Publié le 21 décembre 2012 | Mise à jour le 4 janvier 2013 à 10h49

Rome - Le patron de Fiat-Chrysler, Sergio Marchionne, a lancé jeudi dans son usine de Melfi, dans le sud de l'Italie, la réorientation stratégique du groupe vers plus de haut de gamme.

L'usine de Melfi, une des principales usines de Fiat, bénéficiera d'investissements à hauteur de 1 milliard d'euros (1,3 milliards de dollars) dans le cadre de la nouvelle stratégie italienne dévoilée par le constructeur en octobre. Elle produira à terme 1600 voitures par jour dont un petit VUS Jeep, a indiqué M. Marchionne, dans son discours retransmis par la télévision italienne.

Grâce à cette réorientation vers plus de haut de gamme, le constructeur automobile italien vise l'équilibre financier en Europe d'ici 3-4 ans. Cette nouvelle stratégie «courageuse», selon le patron italo-canadien, prévoit notamment que les usines italiennes de Fiat fabriquent à l'avenir des véhicules destinés à l'exportation, ainsi qu'un recentrage vers des produits plus haut de gamme.

«L'annonce à Melfi est la première d'une série d'investissements que nous ferons aussi dans les autres usines», a-t-il dit, précisant qu'il n'était pas question pour Fiat de «demander des aides publiques».

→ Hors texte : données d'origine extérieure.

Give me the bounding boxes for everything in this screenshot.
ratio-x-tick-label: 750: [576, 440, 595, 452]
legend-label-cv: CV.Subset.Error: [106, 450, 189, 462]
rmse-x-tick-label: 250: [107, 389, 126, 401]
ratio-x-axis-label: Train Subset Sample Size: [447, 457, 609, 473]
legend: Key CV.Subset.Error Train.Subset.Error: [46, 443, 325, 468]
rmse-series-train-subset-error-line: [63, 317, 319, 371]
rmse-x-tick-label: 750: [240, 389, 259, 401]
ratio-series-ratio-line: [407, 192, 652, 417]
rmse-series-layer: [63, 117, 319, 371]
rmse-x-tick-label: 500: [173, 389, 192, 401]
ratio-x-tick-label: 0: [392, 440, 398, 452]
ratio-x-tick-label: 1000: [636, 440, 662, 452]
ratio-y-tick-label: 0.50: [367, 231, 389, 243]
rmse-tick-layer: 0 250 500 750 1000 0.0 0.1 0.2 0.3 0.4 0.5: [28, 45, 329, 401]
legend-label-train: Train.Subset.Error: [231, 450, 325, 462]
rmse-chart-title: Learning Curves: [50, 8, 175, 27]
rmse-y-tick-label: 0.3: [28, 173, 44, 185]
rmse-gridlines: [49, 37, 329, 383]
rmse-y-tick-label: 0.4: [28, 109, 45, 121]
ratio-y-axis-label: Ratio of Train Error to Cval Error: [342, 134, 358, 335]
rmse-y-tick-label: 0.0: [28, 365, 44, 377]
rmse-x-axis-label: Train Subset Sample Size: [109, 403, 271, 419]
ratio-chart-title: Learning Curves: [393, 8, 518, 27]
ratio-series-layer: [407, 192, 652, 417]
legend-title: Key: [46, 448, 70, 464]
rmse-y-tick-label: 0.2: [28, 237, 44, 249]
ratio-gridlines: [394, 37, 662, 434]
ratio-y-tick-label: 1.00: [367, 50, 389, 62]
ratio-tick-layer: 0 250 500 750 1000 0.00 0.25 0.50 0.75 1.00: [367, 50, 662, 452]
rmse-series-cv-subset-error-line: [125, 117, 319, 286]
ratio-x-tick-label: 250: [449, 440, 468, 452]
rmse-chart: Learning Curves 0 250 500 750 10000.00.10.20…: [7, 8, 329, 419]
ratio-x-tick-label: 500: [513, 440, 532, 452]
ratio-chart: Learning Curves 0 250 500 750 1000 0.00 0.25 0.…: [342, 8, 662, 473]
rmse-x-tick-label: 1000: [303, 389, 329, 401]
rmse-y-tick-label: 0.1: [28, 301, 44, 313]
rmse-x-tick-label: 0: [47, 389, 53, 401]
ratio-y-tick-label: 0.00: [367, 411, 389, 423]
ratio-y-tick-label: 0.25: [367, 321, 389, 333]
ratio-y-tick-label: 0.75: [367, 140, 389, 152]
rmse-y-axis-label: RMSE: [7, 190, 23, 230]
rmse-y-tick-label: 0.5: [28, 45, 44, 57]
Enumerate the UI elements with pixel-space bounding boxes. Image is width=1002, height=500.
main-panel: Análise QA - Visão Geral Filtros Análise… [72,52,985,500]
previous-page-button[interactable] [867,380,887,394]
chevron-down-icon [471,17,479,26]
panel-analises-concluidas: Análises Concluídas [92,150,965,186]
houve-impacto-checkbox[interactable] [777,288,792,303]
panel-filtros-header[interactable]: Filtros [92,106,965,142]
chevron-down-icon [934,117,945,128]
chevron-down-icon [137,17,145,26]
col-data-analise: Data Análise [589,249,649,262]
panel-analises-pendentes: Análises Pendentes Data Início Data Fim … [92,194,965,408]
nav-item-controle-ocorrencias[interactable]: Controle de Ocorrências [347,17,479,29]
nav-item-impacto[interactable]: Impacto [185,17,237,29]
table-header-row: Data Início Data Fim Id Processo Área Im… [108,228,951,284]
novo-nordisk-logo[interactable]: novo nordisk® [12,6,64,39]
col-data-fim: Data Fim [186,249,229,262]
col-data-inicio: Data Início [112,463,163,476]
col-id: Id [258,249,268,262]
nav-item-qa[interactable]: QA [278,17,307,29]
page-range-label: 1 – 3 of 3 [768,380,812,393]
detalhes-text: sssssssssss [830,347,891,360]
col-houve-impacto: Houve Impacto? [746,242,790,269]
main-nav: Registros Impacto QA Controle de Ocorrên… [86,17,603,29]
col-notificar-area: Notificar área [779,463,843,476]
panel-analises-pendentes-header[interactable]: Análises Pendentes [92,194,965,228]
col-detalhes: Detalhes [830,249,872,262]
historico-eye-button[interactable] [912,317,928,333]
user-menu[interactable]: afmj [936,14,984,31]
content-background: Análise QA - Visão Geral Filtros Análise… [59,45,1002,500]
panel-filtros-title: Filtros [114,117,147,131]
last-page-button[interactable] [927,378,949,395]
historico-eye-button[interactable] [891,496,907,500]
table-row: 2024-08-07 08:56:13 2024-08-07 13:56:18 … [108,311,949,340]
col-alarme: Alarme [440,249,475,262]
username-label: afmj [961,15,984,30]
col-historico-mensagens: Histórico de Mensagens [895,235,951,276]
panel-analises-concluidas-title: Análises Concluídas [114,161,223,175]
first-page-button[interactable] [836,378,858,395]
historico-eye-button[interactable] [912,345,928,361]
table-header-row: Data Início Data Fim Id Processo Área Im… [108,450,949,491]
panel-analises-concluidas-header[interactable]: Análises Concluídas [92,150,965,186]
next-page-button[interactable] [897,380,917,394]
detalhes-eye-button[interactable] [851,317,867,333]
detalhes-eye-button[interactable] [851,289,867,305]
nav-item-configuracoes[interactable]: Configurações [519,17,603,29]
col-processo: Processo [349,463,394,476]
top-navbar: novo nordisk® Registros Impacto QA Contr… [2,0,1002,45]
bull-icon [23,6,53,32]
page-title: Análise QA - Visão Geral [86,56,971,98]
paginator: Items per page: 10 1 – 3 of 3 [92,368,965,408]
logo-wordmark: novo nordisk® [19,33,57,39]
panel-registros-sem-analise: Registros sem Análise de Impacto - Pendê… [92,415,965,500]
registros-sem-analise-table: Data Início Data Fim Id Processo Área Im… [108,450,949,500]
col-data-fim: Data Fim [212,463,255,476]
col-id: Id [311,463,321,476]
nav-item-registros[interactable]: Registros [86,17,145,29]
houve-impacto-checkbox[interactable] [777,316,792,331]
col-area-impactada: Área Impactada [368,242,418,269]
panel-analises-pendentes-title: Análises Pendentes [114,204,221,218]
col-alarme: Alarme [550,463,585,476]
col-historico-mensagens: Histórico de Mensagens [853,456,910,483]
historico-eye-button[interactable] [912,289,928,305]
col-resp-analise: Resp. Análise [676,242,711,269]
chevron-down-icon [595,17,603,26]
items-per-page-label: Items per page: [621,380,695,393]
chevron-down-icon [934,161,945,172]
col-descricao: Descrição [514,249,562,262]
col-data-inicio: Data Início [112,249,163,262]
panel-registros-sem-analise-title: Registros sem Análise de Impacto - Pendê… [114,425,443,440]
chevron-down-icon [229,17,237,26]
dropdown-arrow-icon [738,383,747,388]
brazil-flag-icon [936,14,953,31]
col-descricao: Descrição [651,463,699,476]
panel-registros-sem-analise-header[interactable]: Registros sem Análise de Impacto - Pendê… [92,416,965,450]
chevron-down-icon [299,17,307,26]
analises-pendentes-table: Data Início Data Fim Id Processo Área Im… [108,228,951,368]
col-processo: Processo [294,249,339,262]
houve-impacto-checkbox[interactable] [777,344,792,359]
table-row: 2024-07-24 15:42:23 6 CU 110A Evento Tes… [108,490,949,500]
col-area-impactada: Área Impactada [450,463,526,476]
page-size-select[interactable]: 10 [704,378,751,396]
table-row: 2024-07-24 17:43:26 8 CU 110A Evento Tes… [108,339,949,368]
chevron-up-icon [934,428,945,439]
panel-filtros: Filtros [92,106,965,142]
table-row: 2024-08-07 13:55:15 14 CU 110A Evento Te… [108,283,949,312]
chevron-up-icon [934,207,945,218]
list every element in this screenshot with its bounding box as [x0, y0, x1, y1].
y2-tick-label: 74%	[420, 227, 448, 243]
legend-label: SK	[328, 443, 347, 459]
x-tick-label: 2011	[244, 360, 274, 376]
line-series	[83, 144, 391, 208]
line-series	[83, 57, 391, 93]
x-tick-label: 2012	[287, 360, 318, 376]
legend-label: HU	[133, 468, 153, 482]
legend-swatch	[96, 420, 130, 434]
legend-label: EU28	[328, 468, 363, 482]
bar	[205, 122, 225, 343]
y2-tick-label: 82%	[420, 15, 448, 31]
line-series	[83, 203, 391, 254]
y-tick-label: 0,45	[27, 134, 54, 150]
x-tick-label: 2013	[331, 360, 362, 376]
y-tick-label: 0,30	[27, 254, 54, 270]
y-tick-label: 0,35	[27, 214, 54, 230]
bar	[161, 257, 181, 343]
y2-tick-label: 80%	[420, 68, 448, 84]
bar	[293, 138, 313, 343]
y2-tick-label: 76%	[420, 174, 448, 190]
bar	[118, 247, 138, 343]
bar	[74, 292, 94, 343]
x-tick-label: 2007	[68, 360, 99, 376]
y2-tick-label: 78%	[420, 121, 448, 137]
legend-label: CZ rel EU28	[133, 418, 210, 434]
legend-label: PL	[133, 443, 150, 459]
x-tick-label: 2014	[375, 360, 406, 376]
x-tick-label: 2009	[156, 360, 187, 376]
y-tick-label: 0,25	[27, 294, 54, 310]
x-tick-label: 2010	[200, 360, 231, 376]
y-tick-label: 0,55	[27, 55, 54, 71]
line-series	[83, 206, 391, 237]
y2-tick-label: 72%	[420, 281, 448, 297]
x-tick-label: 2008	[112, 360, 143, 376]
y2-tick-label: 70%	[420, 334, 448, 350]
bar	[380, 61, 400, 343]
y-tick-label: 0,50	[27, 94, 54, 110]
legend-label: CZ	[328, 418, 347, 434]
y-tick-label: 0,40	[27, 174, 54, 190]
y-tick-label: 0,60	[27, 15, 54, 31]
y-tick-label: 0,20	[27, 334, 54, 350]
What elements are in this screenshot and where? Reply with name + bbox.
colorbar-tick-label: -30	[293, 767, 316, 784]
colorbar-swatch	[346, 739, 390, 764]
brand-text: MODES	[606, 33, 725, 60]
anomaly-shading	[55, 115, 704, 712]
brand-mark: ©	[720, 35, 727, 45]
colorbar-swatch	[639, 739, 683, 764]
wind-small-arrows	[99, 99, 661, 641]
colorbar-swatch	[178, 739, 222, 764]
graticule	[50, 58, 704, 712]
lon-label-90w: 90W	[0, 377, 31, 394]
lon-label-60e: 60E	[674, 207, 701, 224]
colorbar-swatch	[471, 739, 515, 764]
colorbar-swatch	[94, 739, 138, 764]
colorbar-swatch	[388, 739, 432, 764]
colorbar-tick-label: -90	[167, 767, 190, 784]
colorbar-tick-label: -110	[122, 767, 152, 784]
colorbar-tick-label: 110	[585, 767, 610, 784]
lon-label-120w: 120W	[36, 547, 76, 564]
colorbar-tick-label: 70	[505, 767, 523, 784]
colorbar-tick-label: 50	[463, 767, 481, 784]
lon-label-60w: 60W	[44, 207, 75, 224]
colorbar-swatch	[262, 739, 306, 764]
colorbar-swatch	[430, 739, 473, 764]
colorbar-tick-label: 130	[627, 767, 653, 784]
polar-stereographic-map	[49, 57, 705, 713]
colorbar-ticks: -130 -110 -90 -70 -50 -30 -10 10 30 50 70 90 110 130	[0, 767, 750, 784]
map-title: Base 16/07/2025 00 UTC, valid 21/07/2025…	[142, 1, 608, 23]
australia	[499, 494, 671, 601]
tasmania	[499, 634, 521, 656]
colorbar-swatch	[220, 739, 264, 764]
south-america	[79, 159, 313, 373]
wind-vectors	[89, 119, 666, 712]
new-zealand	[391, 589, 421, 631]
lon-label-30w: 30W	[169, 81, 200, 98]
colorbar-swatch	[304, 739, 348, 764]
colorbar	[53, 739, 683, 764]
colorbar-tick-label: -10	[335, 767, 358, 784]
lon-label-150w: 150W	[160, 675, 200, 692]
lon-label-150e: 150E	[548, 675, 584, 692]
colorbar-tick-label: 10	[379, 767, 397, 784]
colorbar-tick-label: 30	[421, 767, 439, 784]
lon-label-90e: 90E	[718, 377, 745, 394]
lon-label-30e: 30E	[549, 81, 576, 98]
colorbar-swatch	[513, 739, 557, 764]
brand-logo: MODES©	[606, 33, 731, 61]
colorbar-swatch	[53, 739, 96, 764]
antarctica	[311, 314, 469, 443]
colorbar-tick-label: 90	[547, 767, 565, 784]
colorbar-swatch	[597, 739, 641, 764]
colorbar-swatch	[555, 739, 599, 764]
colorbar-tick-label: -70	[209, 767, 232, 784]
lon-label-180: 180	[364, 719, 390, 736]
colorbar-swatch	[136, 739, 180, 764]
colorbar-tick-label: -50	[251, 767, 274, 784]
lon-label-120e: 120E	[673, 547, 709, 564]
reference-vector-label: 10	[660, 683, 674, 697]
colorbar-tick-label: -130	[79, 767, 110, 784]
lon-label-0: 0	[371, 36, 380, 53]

Cette stratégie permettra d'ici 3-4 ans de faire travailler tous les employés de Fiat à plein temps, de «résoudre notre problème de surcapacité dans le secteur généraliste et de parvenir finalement à l'équilibre (financier), en Italie et en Europe», a déclaré M. Marchionne devant ses employés.

M. Marchionne a aussi rendu hommage à Mario Monti, président du conseil italien dont la démission est attendue dans les prochains jours, pour la politique menée depuis son arrivée au pouvoir il y a 13 mois, saluant son «courage» et les réformes entreprises sous sa houlette.

M. Monti a à son tour félicité Fiat pour la mue qu'elle est en train d'opérer, qu'il a qualifiée de «défi très important pour l'Italie». «Ce qui se passe ici n'est pas de la magie mais l'emblème d'un virage possible en Italie. C'est ce que je voudrais pour le pays», a-t-il dit.